Le député des Alpes-Maritimes, candidat à la mairie de Nice, considère que cette coalition est «urgente» face à «l’effondrement de l’Etat». Celui-ci dénonce vivement le bilan d’Emmanuel Macron, à la fois sur le plan économique, fustigeant «une dette qui approche des 3.500 milliards d’euros», mais aussi sécuritaire. «La violence explose, avec une augmentation de 70% d’homicides et de tentatives d’homicide depuis l’élection du président», pointe-t-il du doigt.
Comme il l’indique, cette «union des droites», qui concernerait Les Républicains, le Rassemblement national et Reconquête, aurait également des fins électorales. En effet, alors que les élections municipales se dérouleront les 15 et 22 mars, la rumeur d’une dissolution de l’Assemblée nationale a refait surface. Celle-ci serait liée à la censure, ou non, du gouvernement de Sébastien Lecornu, que ce soit sur le budget ou sur l’adoption du traité sur le Mercosur, dénoncé par les agriculteurs français.

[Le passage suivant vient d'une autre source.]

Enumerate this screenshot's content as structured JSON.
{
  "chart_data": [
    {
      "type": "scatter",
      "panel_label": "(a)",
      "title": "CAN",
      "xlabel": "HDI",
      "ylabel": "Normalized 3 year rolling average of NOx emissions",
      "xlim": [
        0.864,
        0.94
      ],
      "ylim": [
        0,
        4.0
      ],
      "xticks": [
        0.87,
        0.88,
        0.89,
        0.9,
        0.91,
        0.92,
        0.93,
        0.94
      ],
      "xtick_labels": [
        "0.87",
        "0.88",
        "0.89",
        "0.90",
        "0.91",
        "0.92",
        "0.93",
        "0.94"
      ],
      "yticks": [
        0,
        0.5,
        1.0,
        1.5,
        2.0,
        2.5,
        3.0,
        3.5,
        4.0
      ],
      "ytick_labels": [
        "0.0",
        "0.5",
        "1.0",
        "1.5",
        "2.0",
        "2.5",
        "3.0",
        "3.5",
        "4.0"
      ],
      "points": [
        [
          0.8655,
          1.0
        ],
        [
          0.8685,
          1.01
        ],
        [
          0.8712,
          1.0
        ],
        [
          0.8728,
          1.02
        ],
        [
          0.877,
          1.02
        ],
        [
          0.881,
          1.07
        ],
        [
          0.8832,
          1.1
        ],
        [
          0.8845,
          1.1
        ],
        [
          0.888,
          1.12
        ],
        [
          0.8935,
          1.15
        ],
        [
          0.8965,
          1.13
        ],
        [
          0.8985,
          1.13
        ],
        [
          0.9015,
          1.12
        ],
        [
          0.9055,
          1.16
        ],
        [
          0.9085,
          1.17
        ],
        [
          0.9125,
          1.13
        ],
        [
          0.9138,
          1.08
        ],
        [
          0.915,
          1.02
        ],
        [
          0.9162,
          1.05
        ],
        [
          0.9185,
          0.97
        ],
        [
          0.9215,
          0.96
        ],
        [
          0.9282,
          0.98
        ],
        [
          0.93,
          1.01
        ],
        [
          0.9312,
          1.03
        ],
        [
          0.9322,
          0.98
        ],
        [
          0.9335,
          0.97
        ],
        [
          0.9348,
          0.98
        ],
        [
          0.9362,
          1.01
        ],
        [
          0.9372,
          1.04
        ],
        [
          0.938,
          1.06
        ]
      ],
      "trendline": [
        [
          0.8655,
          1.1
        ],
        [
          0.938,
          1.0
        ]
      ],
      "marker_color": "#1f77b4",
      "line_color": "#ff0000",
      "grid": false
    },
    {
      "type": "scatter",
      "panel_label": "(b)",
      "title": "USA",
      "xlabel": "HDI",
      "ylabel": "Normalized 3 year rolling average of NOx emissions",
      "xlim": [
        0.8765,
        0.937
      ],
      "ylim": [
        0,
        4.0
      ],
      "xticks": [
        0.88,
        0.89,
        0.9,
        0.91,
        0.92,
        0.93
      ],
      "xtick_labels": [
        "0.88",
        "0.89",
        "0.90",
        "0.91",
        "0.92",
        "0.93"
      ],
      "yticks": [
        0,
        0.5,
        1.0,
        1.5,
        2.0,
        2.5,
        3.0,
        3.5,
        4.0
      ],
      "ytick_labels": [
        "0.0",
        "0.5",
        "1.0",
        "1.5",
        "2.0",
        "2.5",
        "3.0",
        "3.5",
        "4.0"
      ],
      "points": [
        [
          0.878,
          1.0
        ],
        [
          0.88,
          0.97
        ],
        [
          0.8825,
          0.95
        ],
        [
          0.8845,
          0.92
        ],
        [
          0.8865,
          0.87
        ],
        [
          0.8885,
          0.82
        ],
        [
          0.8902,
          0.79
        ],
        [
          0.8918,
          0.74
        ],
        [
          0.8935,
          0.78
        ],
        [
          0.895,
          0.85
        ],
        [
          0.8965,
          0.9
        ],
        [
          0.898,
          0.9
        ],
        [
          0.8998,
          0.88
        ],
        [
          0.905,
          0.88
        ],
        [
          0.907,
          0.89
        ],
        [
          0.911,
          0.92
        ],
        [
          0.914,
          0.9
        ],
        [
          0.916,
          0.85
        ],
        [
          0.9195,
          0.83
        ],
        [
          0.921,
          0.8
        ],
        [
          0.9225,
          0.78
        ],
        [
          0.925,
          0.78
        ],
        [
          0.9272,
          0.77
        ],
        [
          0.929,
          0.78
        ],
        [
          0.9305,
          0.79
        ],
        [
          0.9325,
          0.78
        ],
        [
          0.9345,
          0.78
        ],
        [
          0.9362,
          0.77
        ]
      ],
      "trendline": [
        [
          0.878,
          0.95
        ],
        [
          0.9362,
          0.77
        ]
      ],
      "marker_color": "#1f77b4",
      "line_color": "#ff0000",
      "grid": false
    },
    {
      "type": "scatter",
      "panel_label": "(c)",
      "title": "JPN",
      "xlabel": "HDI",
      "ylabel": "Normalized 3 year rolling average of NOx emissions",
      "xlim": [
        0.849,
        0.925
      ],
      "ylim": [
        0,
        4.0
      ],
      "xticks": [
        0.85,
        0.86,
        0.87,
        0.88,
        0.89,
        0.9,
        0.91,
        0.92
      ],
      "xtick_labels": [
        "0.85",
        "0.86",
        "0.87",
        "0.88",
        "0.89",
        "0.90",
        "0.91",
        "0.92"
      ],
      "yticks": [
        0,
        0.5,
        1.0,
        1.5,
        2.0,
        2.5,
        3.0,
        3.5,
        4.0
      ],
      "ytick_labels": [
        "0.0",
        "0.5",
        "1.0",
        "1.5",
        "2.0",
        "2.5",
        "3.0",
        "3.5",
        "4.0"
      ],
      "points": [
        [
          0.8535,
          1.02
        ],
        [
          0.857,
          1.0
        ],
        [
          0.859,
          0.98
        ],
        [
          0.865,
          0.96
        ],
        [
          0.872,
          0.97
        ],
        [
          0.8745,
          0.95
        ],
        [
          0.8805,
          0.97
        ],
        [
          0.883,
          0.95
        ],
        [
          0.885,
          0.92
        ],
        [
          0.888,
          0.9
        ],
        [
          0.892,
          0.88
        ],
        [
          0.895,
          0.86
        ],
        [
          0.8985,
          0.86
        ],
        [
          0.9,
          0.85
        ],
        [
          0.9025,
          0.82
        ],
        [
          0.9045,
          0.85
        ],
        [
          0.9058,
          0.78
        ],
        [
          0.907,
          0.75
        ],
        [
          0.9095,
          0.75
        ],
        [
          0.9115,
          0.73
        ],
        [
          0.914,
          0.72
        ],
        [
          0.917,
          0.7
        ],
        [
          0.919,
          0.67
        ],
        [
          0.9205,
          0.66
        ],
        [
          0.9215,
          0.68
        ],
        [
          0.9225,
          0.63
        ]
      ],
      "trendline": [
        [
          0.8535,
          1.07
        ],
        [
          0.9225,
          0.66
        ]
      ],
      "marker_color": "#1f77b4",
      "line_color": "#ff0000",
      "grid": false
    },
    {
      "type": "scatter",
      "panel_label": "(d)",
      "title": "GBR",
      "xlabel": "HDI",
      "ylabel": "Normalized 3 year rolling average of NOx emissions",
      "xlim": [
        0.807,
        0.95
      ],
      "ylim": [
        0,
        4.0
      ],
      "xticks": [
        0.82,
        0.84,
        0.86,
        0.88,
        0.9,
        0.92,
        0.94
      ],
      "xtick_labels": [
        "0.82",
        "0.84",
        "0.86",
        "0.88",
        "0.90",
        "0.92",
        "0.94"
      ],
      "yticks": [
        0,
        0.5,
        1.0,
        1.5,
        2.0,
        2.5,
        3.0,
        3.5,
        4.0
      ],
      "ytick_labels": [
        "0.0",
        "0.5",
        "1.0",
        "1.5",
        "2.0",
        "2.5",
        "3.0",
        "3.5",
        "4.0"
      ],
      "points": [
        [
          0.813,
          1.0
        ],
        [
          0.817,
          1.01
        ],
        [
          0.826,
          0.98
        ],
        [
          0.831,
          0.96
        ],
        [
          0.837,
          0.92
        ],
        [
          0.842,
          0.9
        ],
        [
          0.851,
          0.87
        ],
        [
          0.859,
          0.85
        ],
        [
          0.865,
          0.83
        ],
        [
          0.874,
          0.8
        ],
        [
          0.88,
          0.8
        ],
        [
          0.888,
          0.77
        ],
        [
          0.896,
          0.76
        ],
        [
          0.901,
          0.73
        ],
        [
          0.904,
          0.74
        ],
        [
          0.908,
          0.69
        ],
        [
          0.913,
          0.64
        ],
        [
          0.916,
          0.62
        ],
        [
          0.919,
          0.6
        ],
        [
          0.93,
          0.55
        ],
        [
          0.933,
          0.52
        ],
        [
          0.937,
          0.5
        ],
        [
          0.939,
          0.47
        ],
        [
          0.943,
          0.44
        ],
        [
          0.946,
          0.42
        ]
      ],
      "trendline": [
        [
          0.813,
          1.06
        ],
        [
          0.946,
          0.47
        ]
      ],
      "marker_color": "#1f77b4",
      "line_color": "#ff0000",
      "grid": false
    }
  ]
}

Des électeurs favorables à une union
Eric Ciotti est un fervent défenseur de cette alliance. En juin 2024, alors président des Républicains, il avait pris la décision de former une coalition avec le Rassemblement national, à l’aube des élections législatives anticipées.
Renvoyé de son parti, le député des Alpes-Maritimes avait alors fondé l’Union des droites pour la République (UDR). Cette formation politique dispose désormais d’un groupe de 16 députés à l’Assemblée nationale.
Selon un sondage de l’institut CSA pour le JDD, publié ce samedi, 66% des électeurs de droite seraient favorables à une union. Une idée qui séduit particulièrement les sympathisants de Reconquête (89%), largement plus que ceux des Républicains (66%) et du Rassemblement national (63%).
Si l’union venait à se concrétiser, Jordan Bardella serait plébiscité par 38% des sondés pour en prendre la tête, devant Marine Le Pen (22%), Bruno Retailleau (12%) et Sarah Knafo (8%).
Des tentatives dans les territoires
Si les cadres nationaux peinent à trouver un accord, certains élus locaux tentent de s’unir. Ce jeudi, Alain Kott, président des Républicains dans le Haut-Rhin, a annoncé son ralliement à la liste RN-UDR en vue des municipales à Colmar. Celui-ci a cependant été immédiatement suspendu par Bruno Retailleau, président des Républicains, opposé de principe à cette union.
De son côté, l’eurodéputée Reconquête Sarah Knafo, candidate à la mairie de Paris depuis peu, a assuré qu’elle tendra la main à «toutes les droites» lors du scrutin, de Rachida Dati (LR), à Thierry Mariani (RN), en passant par Pierre-Yves Bournazel (Horizons).